Acordam na 2ª Secção do Tribunal Constitucional.
I - Relatório.
1. A., na qualidade de expropriante dos terrenos necessários à execução do Plano de Urbanização de Telheiras, requereu ao Tribunal Cível da Comarca de Lisboa autorização para efectuar em prestações, e no prazo de 10 anos, o pagamento da indemnização que viesse a ser fixada, a satisfazer anualmente conjuntamente com os juros correspondentes, relativamente
à Parcela nº -----, com a área de -------- m2, a qual entretanto lhe fora adjudicada, depois de autorizada a posse administrativa, e cujo valor indemnizatório tinha sido fixado pelos árbitros no quantitativo de 4.972.590$00.
A pretensão da expropriante foi, porém, julgada improcedente por Sentença do M.mº Juiz do 1º Juízo do Tribunal Cível da Comarca de Lisboa, de 23 de Dezembro de 1986, com o fundamento de que, não sendo o pagamento em prestações da indemnização devida por expropriação por utilidade pública um poder discricionário ou um direito potestativo, mas antes uma faculdade vinculada à lei, incumbia à expropriante alegar e provar que a sua capacidade financeira 'estava reduzida à data em que formulou o pedido de pagamento em prestações , referindo, designadamente, o montante dos seus encargos e das suas disponibilidades' - o que não fez, limitando-se a dizer que por razões actuais de tesouraria não lhe era oportuno dispor da quantia arbitrada.
2. Tendo a A. interposto recurso para o Tribunal da Relação de Lisboa, veio este, por Acórdão de 14 de Fevereiro de
1989, revogar aquela sentença, baseando-se, para tanto, no Assento do Supremo Tribunal de Justiça, de 13 de Julho de 1988 ( in DR, I Série, nº 249, de 27 de Outubro de 1988), nos termos do qual 'o exercício da faculdade conferida pelo artigo 84º, nº 2, do Código das Expropriações (Decreto-Lei nº 845/76, de 11 de Dezembro) não depende da alegação e prova da insuficiência de meios financeiros para a entidade expropriante efectuar de imediato o pagamento da totalidade da indemnização'.
3. Deste aresto interpuseram recurso para o Supremo Tribunal de Justiça a expropriada, B., e a interessada - arrendatária industrial -, C., invocando, nas respectivas alegações, inter alia, a inconstitucionalidade da norma do artigo 84º, nº 2, do Código das Expropriações
(Decreto-Lei nº 845/76, de 11 de Dezembro), bem como do Assento do Supremo Tribunal de Justiça, de 13 de Julho de 1988, 'enquanto não fazem depender o exercício da faculdade conferida pelo citado preceito do Código da alegação e prova da insuficiência de meios financeiros para a entidade expropriante efectuar de imediato o pagamento da totalidade da indemnização, por violação dos artigos 62º, nº 2, e 13º, nº 1, da Constituição da República Portuguesa'.

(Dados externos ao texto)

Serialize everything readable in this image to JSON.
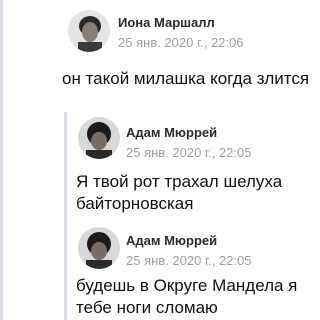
{
  "comments": [
    {
      "author": "Иона Маршалл",
      "timestamp": "25 янв. 2020 г., 22:06",
      "text": "он такой милашка когда злится"
    },
    {
      "author": "Адам Мюррей",
      "timestamp": "25 янв. 2020 г., 22:05",
      "text": "Я твой рот трахал шелуха байторновская"
    },
    {
      "author": "Адам Мюррей",
      "timestamp": "25 янв. 2020 г., 22:05",
      "text": "будешь в Округе Мандела я тебе ноги сломаю"
    }
  ],
  "colors": {
    "author": "#2b2b2b",
    "timestamp": "#9aa0a6",
    "body": "#111111",
    "rule": "#d9dde3"
  }
}
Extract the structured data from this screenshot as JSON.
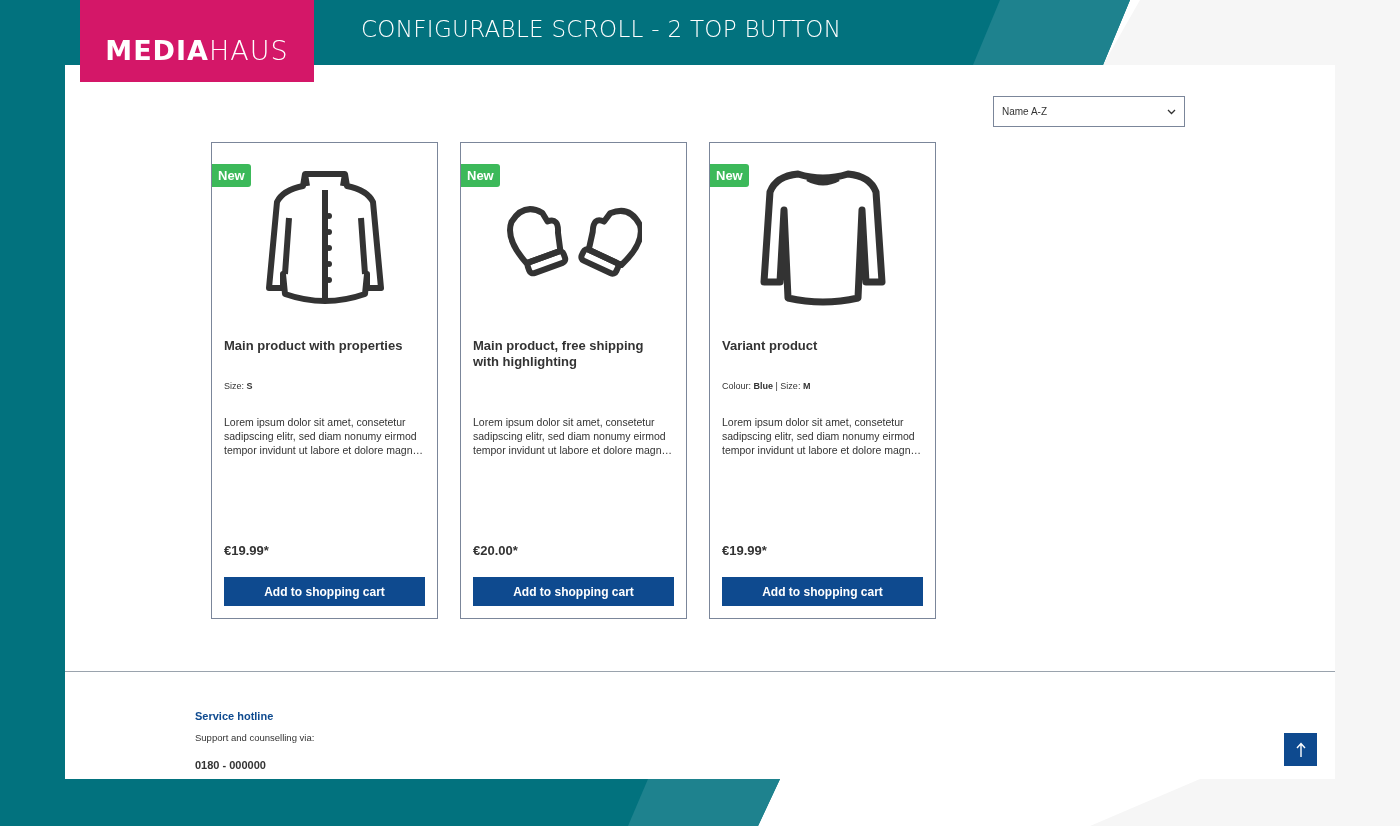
{
  "header": {
    "logo": "**MEDIA**HAUS",
    "title": "CONFIGURABLE SCROLL - 2 TOP BUTTON"
  },
  "sorting": {
    "value": "Name A-Z"
  },
  "products": [
    {
      "badge": "New",
      "name": "Main product with properties",
      "properties": "Size: **S**",
      "description": "Lorem ipsum dolor sit amet, consetetur sadipscing elitr, sed diam nonumy eirmod tempor invidunt ut labore et dolore magn…",
      "price": "€19.99*",
      "button": "Add to shopping cart"
    },
    {
      "badge": "New",
      "name": "Main product, free shipping with highlighting",
      "description": "Lorem ipsum dolor sit amet, consetetur sadipscing elitr, sed diam nonumy eirmod tempor invidunt ut labore et dolore magn…",
      "price": "€20.00*",
      "button": "Add to shopping cart"
    },
    {
      "badge": "New",
      "name": "Variant product",
      "properties": "Colour: **Blue** | Size: **M**",
      "description": "Lorem ipsum dolor sit amet, consetetur sadipscing elitr, sed diam nonumy eirmod tempor invidunt ut labore et dolore magn…",
      "price": "€19.99*",
      "button": "Add to shopping cart"
    }
  ],
  "footer": {
    "heading": "Service hotline",
    "text": "Support and counselling via:",
    "phone": "0180 - 000000"
  }
}
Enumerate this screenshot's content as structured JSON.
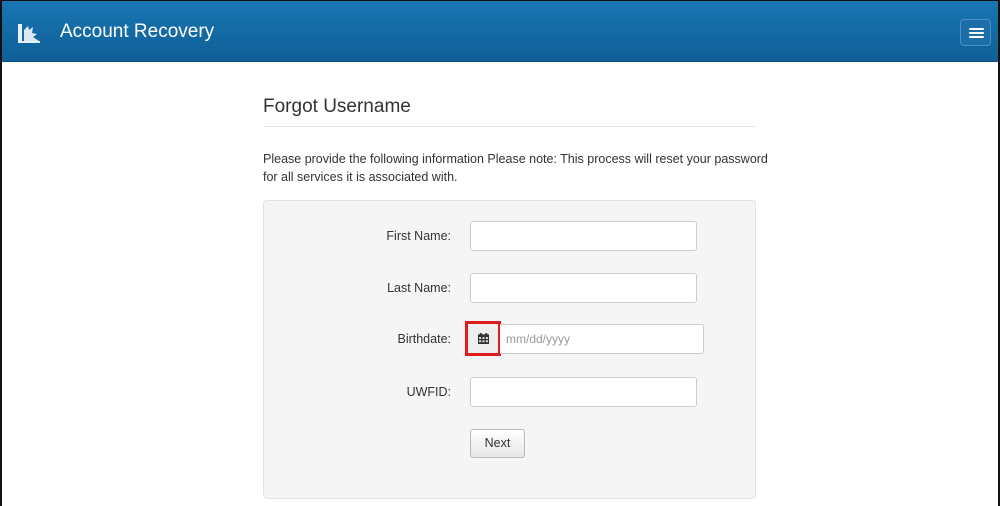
{
  "navbar": {
    "brand": "Account Recovery",
    "logo_icon": "castle-logo-icon",
    "menu_icon": "hamburger-menu-icon",
    "background": "#1570ad"
  },
  "page": {
    "title": "Forgot Username",
    "note": "Please provide the following information Please note: This process will reset your password for all services it is associated with."
  },
  "form": {
    "first_name_label": "First Name:",
    "first_name_value": "",
    "last_name_label": "Last Name:",
    "last_name_value": "",
    "birthdate_label": "Birthdate:",
    "birthdate_placeholder": "mm/dd/yyyy",
    "birthdate_icon": "calendar-icon",
    "uwfid_label": "UWFID:",
    "uwfid_value": "",
    "next_label": "Next"
  },
  "highlight_color": "#e01b1b"
}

Sem êxito, porém, dado que o Supremo Tribunal de Justiça, por Acórdão de 8 de Fevereiro de 1990, negou provimento ao recurso, por entender que a norma do nº 2 do artigo 84º do Código das Expropriações, com a sobreposição interpretativa do Assento do Supremo Tribunal de Justiça, de 13 de Julho de 1988, não infringe os preceitos constitucionais invocados.
4. Daquele aresto interpôs a C., o presente recurso para o Tribunal Constitucional, ao abrigo do disposto nos nºs.
1, alínea b), e 4 do artigo 280º da Constituição e dos artigos 70º, nºs. 1, alínea b), e 2, e 72º, nº2, da Lei nº 28/82, de 15 de Novembro, e cujo objecto consiste na questão da constitucionalidade da norma do nº 2 do artigo 84º do Código das Expropriações, com o sentido que lhe foi conferido pelo mencionado Assento do Supremo Tribunal de Justiça, de 13 de Julho de 1988.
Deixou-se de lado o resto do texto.